In a statement that is close to Pakistan’s longstanding position, UN Secretary General Ban Ki-moon has urged that the drones be used for what he called photography (for intelligence gathering) and that their use as a weapon must be subject to international law.
So what’s next? Will Islamabad now move a resolution in the UN or see to it that the force of the opinion generated by his words does not peter out as symbolic monologue? Not surprisingly, the Secretary General was concerned about civilian casualties, something that is far from sympathetic to US posture. The concerns are enough to call for their cessation or better still if a mechanism is worked out with which Pakistan is given the liberty to control the programme, the aspect of legality will be addressed to a certain degree.
But sadly such requests have been turned down in the past; and what is worse Islamabad has even been levelling the charge that the aerial attacks go so far as to discriminate between groups that are active in Afghanistan and those that are no harm to Pakistan.
But there is no guarantee that their use by Pakistani authorities would completely take out the element of civilian casualties.
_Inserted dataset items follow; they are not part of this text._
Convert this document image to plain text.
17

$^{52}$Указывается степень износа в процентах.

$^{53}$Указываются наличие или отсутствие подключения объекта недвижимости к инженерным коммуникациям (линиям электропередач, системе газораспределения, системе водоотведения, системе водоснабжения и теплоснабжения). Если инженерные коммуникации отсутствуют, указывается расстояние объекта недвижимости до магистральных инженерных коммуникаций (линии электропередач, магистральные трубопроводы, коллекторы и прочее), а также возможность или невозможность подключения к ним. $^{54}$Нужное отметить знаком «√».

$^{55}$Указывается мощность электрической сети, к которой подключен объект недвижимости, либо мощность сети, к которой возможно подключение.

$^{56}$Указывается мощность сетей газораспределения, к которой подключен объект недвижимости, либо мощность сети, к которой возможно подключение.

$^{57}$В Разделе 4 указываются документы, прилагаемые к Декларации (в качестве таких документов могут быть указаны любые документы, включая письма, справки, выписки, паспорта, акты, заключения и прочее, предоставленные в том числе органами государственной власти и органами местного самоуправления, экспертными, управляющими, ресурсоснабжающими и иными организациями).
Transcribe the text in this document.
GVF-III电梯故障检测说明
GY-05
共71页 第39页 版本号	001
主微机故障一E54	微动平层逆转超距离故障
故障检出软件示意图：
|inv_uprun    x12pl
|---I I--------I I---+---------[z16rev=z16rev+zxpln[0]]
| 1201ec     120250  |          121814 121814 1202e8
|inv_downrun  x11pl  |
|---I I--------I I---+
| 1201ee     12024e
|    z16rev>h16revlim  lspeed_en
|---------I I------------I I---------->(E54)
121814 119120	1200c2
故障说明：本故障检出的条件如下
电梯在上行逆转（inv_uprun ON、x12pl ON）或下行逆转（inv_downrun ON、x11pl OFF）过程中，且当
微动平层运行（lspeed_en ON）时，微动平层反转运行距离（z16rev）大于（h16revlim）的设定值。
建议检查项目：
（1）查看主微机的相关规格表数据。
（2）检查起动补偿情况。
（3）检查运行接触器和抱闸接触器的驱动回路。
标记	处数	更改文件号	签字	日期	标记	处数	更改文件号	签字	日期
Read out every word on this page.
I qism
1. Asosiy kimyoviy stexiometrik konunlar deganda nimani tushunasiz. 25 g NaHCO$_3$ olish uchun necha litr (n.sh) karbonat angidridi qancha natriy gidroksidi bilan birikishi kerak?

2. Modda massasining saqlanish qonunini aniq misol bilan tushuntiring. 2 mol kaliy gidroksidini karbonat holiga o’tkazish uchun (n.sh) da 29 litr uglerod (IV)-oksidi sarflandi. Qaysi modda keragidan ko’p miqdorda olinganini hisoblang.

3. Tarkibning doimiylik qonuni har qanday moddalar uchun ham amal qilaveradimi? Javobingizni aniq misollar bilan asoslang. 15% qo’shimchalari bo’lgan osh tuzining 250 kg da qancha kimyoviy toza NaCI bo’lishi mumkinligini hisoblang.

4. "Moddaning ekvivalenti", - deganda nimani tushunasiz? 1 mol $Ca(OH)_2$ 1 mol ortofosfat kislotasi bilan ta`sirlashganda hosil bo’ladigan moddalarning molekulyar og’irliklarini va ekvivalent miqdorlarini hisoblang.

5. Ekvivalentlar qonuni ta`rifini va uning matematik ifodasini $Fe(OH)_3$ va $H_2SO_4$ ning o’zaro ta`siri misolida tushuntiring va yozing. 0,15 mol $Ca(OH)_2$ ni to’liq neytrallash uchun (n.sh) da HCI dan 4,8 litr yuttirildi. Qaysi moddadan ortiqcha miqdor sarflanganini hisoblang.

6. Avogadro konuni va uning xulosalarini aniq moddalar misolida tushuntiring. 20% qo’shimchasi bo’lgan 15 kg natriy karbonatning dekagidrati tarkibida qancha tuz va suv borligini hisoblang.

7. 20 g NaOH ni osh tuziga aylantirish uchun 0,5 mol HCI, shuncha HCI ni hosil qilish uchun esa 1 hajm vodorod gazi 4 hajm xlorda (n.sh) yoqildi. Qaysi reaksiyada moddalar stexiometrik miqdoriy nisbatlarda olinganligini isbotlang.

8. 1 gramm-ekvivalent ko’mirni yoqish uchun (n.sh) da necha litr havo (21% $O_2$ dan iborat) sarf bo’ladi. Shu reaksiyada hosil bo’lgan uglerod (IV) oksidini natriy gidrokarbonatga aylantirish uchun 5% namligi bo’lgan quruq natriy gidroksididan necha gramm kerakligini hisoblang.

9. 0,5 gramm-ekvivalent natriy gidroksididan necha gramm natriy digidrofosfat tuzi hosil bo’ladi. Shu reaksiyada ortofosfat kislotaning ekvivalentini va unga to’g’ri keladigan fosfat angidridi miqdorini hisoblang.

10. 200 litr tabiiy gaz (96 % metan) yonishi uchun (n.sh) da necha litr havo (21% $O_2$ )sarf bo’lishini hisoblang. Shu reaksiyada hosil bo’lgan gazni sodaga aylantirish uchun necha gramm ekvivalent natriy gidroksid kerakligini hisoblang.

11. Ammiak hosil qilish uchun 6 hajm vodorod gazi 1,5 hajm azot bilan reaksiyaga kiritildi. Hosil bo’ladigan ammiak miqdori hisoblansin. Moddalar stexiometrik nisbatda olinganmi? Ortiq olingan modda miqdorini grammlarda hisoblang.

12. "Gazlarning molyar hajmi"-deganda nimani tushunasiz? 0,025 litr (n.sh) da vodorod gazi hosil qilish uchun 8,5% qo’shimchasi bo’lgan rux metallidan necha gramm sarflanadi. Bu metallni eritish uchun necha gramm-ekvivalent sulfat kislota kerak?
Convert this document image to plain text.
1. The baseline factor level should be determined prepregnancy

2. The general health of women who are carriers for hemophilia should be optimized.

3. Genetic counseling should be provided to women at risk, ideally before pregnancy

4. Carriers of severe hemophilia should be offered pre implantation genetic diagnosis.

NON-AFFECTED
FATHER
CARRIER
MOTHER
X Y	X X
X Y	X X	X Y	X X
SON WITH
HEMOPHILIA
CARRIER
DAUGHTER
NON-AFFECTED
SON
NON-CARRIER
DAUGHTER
So even considered from that angle, they fall on the wrong side of the humanitarian law and hence the call to stick only to surveillance gathering purposes.
Notions such as the end justifies the means are only a dangerous precedent since already more and more countries are arming themselves with UAVs and not only that, some of them are intent on flaunting their new toys. At times just to provoke their opponents like Israel that recently carried out an attack in Syria. Ban Ki-moon’s exhortation that international law ought to be followed must be heeded, lest these UAVs and the lack of compassion that fuels them spiral out of control.